Tahaki therefore spoke a certain chant which gave that woman pregnant cravings for the fish called ta, and when her man came home she said to him, ‘Oh Tuku, I am longing for some ta.’

So Tuku took a hand-net which his visitor had made, and he returned to the reef to fish for ta.

Then great Tahaki made himself not seen, and he followed Tuku to the reef. He stirred the water with his hands, and Tuku, seeing red fish among the coral, let down his net. He caught no ta, and tried again, and scooping deeper caught his hand-net in the coral. Then Tuku had to strip his maro off and dive to free the net. And Tahaki watched him, he observed that man.

While Tuku was mending his net that old man of stinking breath returned to Nua naheo. ‘I saw your husband on the reef,’ he said. ‘He has a poor kind of ure, that man. It is short and crooked.’

At last Tuku gave up trying to catch the fish that Nua wanted, and he returned to his house. ‘Has that old man been saying anything to you?’ he asked; and Nua told him what their visitor had said. ‘I thought as much,’ said Tuku, ‘it is that pig of an old man who has brought me this bad luck.’ And Tuku went off to collect his friends to kill Tahaki.

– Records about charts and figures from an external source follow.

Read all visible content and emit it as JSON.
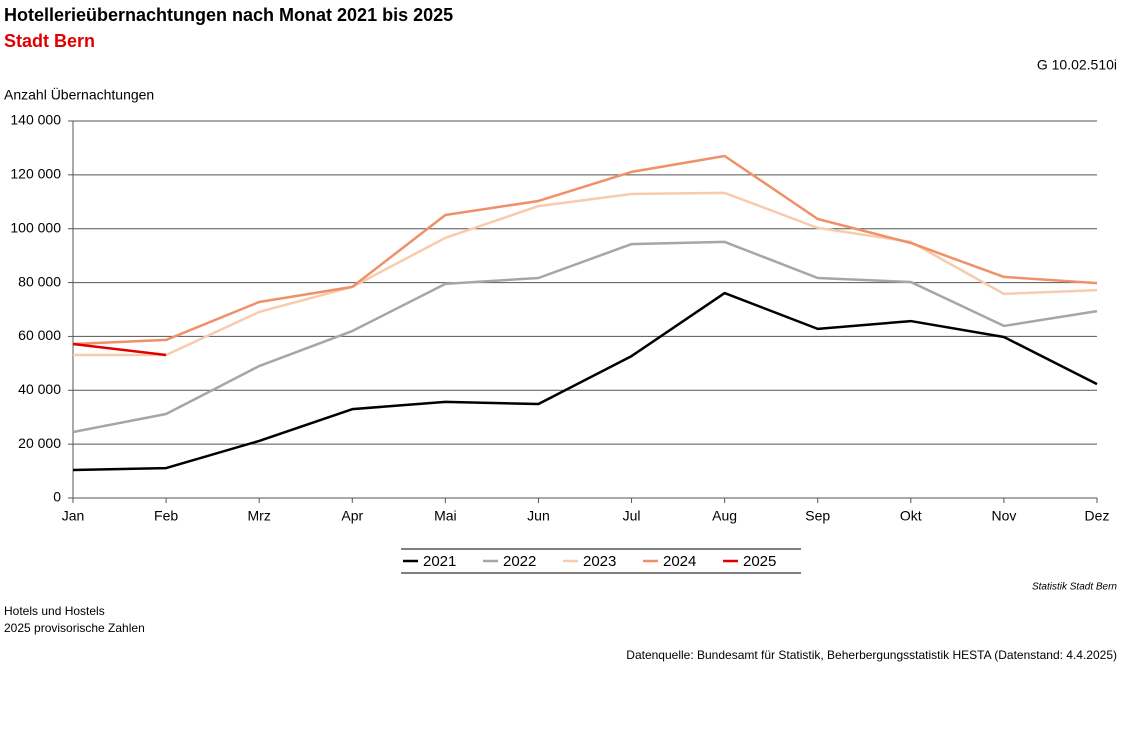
{
  "chart_data": {
    "type": "line",
    "title": "Hotellerieübernachtungen nach Monat 2021 bis 2025",
    "subtitle": "Stadt Bern",
    "code": "G 10.02.510i",
    "y_label": "Anzahl Übernachtungen",
    "categories": [
      "Jan",
      "Feb",
      "Mrz",
      "Apr",
      "Mai",
      "Jun",
      "Jul",
      "Aug",
      "Sep",
      "Okt",
      "Nov",
      "Dez"
    ],
    "series": [
      {
        "name": "2021",
        "color": "#000000",
        "values": [
          10400,
          11100,
          21200,
          33000,
          35700,
          34900,
          52700,
          76100,
          62800,
          65700,
          59800,
          42300
        ]
      },
      {
        "name": "2022",
        "color": "#a6a6a6",
        "values": [
          24500,
          31200,
          49000,
          62000,
          79500,
          81700,
          94300,
          95100,
          81700,
          80200,
          63900,
          69400
        ]
      },
      {
        "name": "2023",
        "color": "#f8cbad",
        "values": [
          53100,
          53100,
          69100,
          78400,
          96600,
          108400,
          112900,
          113300,
          100300,
          95100,
          75800,
          77200
        ]
      },
      {
        "name": "2024",
        "color": "#f09068",
        "values": [
          57200,
          58700,
          72800,
          78400,
          105100,
          110300,
          121100,
          127000,
          103600,
          94700,
          82100,
          79800
        ]
      },
      {
        "name": "2025",
        "color": "#e00000",
        "values": [
          57200,
          53100,
          null,
          null,
          null,
          null,
          null,
          null,
          null,
          null,
          null,
          null
        ]
      }
    ],
    "ylim": [
      0,
      140000
    ],
    "yticks": [
      0,
      {
        "value": 20000,
        "label": "20 000"
      },
      {
        "value": 40000,
        "label": "40 000"
      },
      {
        "value": 60000,
        "label": "60 000"
      },
      {
        "value": 80000,
        "label": "80 000"
      },
      {
        "value": 100000,
        "label": "100 000"
      },
      {
        "value": 120000,
        "label": "120 000"
      },
      {
        "value": 140000,
        "label": "140 000"
      }
    ],
    "grid": true,
    "legend": "bottom",
    "publisher": "Statistik Stadt Bern",
    "notes": [
      "Hotels und Hostels",
      "2025 provisorische Zahlen"
    ],
    "source": "Datenquelle: Bundesamt für Statistik, Beherbergungsstatistik HESTA (Datenstand: 4.4.2025)"
  }
}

But great Tahaki sent forth potent force, and not a man of Tuku’s party could approach his sacred person.

Then lightening flashed from the armpits of that chief, he threw off his disguise and stinking breath, and he stood before Nua naheo in all his shining divinity, his youthful handsomeness and red skin. And Nua instantly desired him, and made this known to him. But pride and bitterness were in Tahaki’s heart, he spurned that woman.

Tahaki also shows himself to be tricky when he returns from the underworld. While Karihi succeeds in tricking the fish, Tahaki tricks Nua and her lover.

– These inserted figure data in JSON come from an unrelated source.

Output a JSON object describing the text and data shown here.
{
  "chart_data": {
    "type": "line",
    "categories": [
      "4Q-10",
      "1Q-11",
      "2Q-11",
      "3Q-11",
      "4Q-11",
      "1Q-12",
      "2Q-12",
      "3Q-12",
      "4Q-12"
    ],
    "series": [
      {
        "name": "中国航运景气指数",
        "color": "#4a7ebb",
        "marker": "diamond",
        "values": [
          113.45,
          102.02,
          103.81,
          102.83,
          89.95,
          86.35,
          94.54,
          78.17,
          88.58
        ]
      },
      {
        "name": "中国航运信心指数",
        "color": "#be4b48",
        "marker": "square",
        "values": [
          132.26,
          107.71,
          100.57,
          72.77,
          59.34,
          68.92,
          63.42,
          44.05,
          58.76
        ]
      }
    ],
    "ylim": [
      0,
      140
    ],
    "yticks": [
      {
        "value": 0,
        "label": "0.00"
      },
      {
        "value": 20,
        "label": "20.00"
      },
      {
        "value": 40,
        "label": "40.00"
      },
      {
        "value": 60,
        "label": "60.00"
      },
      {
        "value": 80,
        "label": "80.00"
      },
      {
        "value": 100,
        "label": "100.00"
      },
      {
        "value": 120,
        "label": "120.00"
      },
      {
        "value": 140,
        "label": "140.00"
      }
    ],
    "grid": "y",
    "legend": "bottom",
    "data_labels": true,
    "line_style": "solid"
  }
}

In both cousins consciousness asserts itself as a trickster, able to thwart the natural order. Again this is like the theft of fire which, once stolen, is used in all manner of human trickery.

A wider purpose

Tahaki left Nua naheo weeping on the coast and crossed the sea, he trod the ocean till he reached the green tree of Havaiki, the sacred tree whose roots are in the Po, whose topmost branches touch the sacred sky of Tane. And while sad Nua sang laments beside the sea that red chief climbed upward, he ascended to the topmost heaven.

That Tahaki leaves Nui and ascends suggests that this story is not about personal relationship, but about a wider development in the personality – the healing of narcissistic injury.